Número do processo5000993-96.2022.8.24.0048
Data28 Junho 2022
Tribunal de OrigemTribunal de Justiça de Santa Catarina
ÓrgãoSegunda Câmara Criminal
Classe processualApelação Criminal
Tipo de documentoAcórdão
Apelação Criminal Nº 5000993-96.2022.8.24.0048/SC

RELATOR: Desembargador SÉRGIO RIZELO

APELANTE: JARDEL ANTONIO ROSSI (ACUSADO) ADVOGADO: THIAGO ALLAN DA SILVA (OAB SC044376) APELADO: MINISTÉRIO PÚBLICO DO ESTADO DE SANTA CATARINA (AUTOR)

RELATÓRIO

Na Comarca de Balneário Piçarras, o Ministério Público do Estado de Santa Catarina ofereceu denúncia contra Jardel Antônio Rossi, imputando-lhe a prática dos crimes previstos nos arts. 33, caput, da Lei 11.343/06 e 12 da Lei 10.826/03, nos seguintes termos:

Fato 1 - Do tráfico de drogas

Em 15 de fevereiro de 2022, por volta das 20 horas, no estacionamento do supermercado "Komprão", localizado na Rua Nossa Senhora da Paz, bairro Nossa Senhora da Paz, neste município e Comarca de Balneário Piçarras, o denunciado Jardel Antônio Rossi, com consciência e vontade dirigida para esta conduta delituosa, trazia consigo e guardava, para fim de comercialização 100 (cem) porções da droga popularmente conhecida como "cocaína", aferindo 1.650g (mil seiscentos e cinquenta gramas); 11 (onze) pedras da droga popularmente conhecida como "crack", aferindo 210g (duzentos e dez gramas); e 1 (uma) porção da droga popularmente conhecida como "maconha", aferindo 92g (noventa e dois), sem autorização e em desacordo com determinação legal e regulamentar.

Policiais Militares em patrulhamento ostensivo foram acionados pelos Setor de Inteligência para monitorar o veículo VW/Voyage, cor branca, de placas MJX9092, o qual era utilizado para a prática do tráfico de drogas. Localizado o automóvel acima descrito, procederam a abordagem do denunciado e a busca veicular, logrando êxito em localizar na posse dele 1 (uma) porção de "cocaína", aferindo, aproximadamente, 150g (cento e cinquenta) gramas.

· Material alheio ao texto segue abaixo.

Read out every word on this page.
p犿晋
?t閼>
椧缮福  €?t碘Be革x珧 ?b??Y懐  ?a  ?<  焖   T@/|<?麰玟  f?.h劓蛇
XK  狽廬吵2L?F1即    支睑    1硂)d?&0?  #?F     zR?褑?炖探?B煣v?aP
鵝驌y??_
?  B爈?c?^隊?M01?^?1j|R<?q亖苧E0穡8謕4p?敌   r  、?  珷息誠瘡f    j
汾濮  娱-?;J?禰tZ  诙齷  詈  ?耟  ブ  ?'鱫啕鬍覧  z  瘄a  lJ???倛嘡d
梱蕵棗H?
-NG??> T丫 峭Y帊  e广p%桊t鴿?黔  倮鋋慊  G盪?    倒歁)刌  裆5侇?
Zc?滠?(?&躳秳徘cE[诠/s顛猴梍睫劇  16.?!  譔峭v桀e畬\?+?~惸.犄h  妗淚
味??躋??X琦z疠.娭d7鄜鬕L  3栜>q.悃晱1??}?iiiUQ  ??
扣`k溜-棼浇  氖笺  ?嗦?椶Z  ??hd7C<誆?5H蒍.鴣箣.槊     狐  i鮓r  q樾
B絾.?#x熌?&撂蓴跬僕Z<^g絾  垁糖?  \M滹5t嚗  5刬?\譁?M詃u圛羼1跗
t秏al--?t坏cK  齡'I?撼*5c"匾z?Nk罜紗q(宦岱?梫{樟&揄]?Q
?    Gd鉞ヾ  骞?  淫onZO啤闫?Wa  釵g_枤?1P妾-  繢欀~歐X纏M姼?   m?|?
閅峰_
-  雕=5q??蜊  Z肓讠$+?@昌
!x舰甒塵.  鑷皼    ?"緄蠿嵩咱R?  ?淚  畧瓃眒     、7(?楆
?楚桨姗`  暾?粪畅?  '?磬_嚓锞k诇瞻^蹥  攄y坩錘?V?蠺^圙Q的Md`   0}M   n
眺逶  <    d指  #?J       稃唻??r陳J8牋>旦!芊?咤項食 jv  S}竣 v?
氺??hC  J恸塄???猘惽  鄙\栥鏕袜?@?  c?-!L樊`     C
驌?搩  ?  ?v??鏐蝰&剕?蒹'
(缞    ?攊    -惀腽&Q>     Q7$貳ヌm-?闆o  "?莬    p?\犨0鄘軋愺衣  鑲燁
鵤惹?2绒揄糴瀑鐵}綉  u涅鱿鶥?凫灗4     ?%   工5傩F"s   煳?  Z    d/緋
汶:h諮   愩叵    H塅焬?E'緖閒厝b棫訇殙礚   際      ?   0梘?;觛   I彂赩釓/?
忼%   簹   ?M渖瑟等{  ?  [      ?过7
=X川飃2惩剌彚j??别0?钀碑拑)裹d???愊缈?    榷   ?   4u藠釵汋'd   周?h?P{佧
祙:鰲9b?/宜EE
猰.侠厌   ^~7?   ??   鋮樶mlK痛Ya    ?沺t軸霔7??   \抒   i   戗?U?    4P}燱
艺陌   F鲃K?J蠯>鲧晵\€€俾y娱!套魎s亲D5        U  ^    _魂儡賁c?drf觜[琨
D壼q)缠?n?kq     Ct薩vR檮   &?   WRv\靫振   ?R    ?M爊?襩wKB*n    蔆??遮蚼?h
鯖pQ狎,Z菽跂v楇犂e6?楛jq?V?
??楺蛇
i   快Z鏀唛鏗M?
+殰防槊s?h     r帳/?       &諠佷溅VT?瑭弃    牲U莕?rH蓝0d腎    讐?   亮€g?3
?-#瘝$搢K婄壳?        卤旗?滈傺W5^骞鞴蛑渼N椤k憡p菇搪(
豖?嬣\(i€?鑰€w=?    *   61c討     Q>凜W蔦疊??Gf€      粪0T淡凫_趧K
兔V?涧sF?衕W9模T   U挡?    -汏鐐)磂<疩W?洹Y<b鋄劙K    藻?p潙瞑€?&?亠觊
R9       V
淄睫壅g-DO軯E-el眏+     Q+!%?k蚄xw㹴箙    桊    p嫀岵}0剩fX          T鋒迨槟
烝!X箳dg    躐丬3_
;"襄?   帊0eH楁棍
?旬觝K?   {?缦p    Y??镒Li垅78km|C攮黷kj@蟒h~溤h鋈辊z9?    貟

Na sequência, os Milicianos deslocaram-se até a residência de Jardel Antônio, que franqueou as suas entradas, oportunidade em que foi encontrado o restante dos entorpecentes, além de 1 (uma) balança de precisão, 1 (um) caderno de anotações da contabilidade do tráfico, adesivos de "selo de qualidade da droga" e a quantia de R$ 590,00 (quinhentos e noventa reais) em espécie.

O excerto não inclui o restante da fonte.